To find cost effective routes that are able to meet the fuel/time constraints using the Intelligent Transportation Systems in VANETS

Abstract

The use of real-time information in Intelligent Transportation Systems (ITS) in particular Vehicular Ad hoc Networks (VANETs) has the potential to improve traffic conditions and reduce travel delays by facilitating better utilization of available capacity. These systems exploit currently available and emerging computer, communication, and control technologies to monitor, manage, and control the

transportation system. They also provide various levels of traffic information and trip advisory service to system users, service providers, so that travellers or drivers can make timely and informed travel decisions. The success of ITS technology deployments is heavily dependent on the availability of timely and accurate estimates of prevailing and emerging traffic conditions. As such, there is a strong need for a “traffic prediction system”. The needed system is to utilize advanced traffic models to analyze data, especially real-time traffic data, from different sources to estimate and predict traffic conditions so that proactive strategies can be implemented to meet various traffic control, management, and operation objectives. Vehicular Ad hoc Networks are an envision of the Intelligent Transportation Systems. Vehicles communicate with each other via Inter-Vehicle Communication (IVC) as well as with roadside base stations via Roadside-to-Vehicle Communication (RVC). The optimal goal is that vehicular networks will contribute to safer and more efficient roads in the future by providing timely information to drivers and concerned authorities.

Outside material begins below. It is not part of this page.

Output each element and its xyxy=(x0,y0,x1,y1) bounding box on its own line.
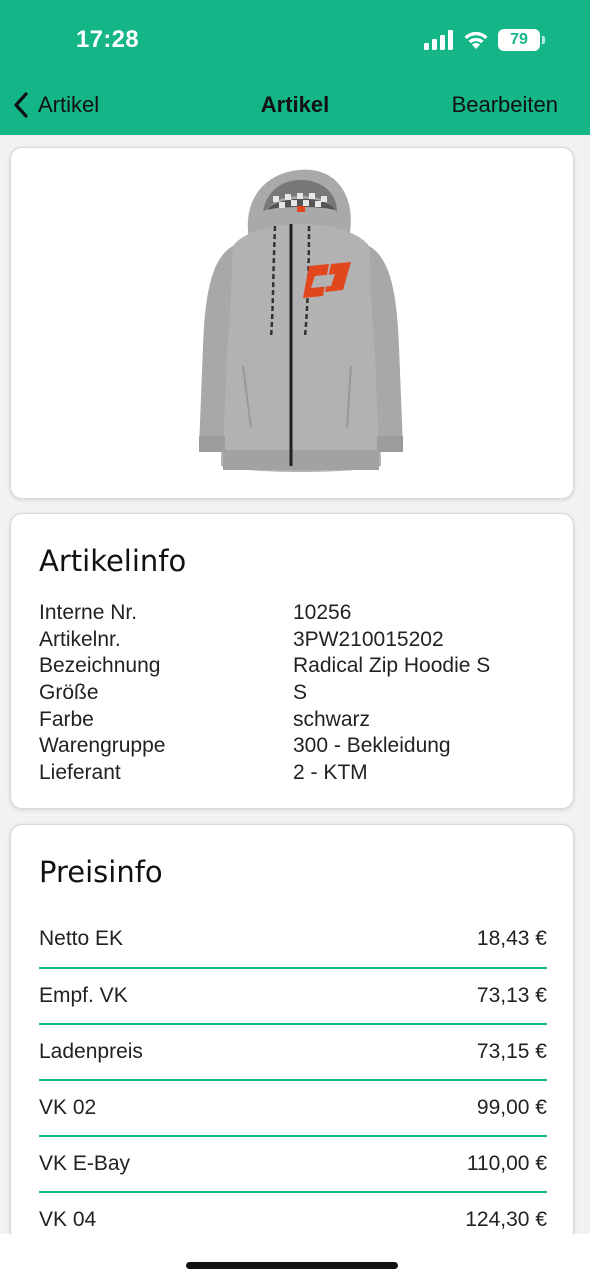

The aim of this research was to develop an embedded system that would utilize the real-time information found in Intelligent Transportation Systems through the use of VANETs. This system was simulated using the C++ language and a combinatorial optimization algorithm was used to find cost effective routes from source to destination that would be able to meet the fuel or time constraints. By using these system drivers and other users would be able to make informed decisions to choose the feasible route based on the fuel or time required around the path/road from its current position to destination. The proposed embedded system is simple and can easily be developed and adapted to run in any environment that uses VANETs.

This research provided the foundation of developing a future embedded system that can be used in Vehicular Ad Hoc Networks for real road traffic situations.